1) Safety guardrails (must not breach)

If any guardrail breaches: ROLL BACK (or hold with an immediate mitigation plan).

Example starting points (tune to your product/SLOs):

  • Error rate: no worse than +0.1–0.5% absolute
  • Latency: p95 no worse than +10–20%
  • Empty-recs: no worse than +0.2–1.0% absolute

2) KPI effect (ship vs hold vs roll back)

If guardrails hold and data is valid:

  • SHIP when primary KPI improves beyond your minimum detectable effect and results are stable across key slices.
  • Example threshold: +1–3% relative on your primary KPI sustained for N days.
  • HOLD when results are inconclusive (underpowered, too noisy, conflicting slices).
  • Example threshold: KPI is within ±1% relative (or confidence interval includes 0).
  • ROLL BACK when primary KPI regresses meaningfully (even if some slices improved).
  • Example threshold: ≤ −1–2% relative on your primary KPI.

What to do if…

KPI improved, but join-rate is low

HOLD. Fix instrumentation before shipping.
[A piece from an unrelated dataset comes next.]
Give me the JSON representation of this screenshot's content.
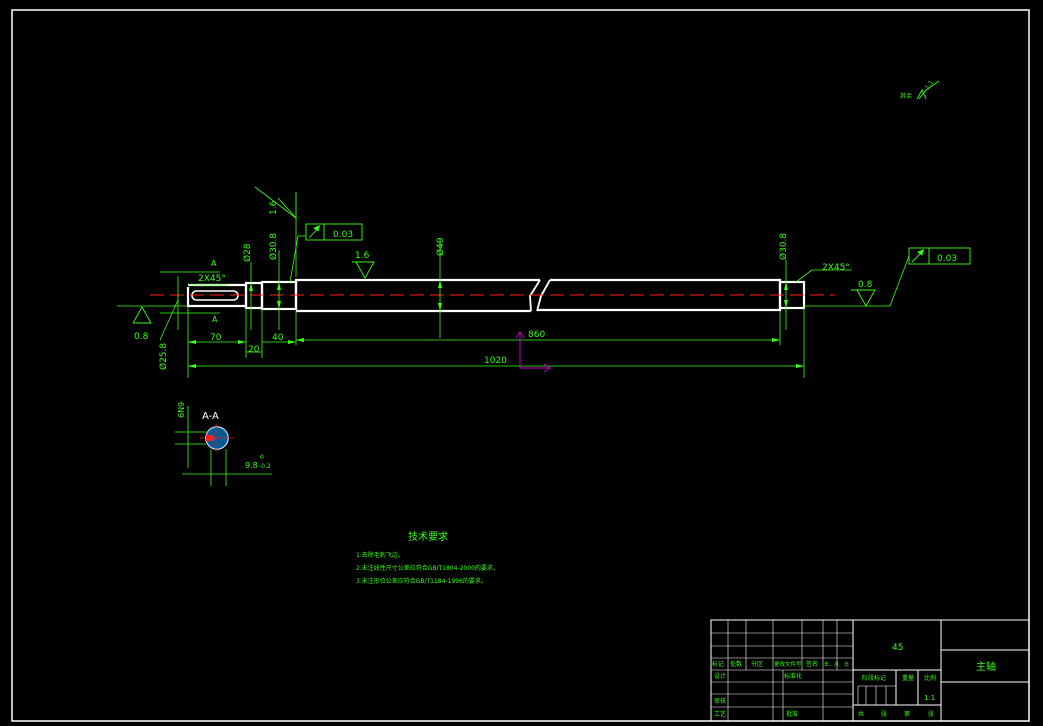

Otherwise you risk “shipping on broken data”.

Checklist:

  • Verify request_id is present and stable in both exposure + outcome logs.
  • Confirm tenant_id and surface match between logs and evaluation slice keys.
  • Re-run validation and re-compute join-rate.

KPI improved, but latency/error/empty-recs regressed

Default action: ROLL BACK (or hold only if you can mitigate quickly with a safe change).

Next actions:

  • Reduce blast radius (segment/surface or ramp down traffic).
  • Run the relevant runbook (empty recs, stale manifest, backpressure).
  • Re-run a load test and check p95/p99 before retrying the rollout.

KPI regressed, but guardrails held

Default action: ROLL BACK.

If you suspect underpowering or a slice-specific mismatch, HOLD only long enough to:

  • verify sample size / exposure volume
  • check key slices (new vs returning, segments, devices, locales)
  • confirm you didn’t change candidate sources/data modes unintentionally

Offline gate failed in CI

HOLD the rollout. Fix the regression or update the baseline only if the change is intentional and reviewed.

Rollback levers (mechanics)

  • Artifacts/manifest rollback (artifact mode): roll back the manifest pointer and invalidate caches.
  • Config/rules rollback (DB-only or control-plane changes): roll back config/rules versions and invalidate caches.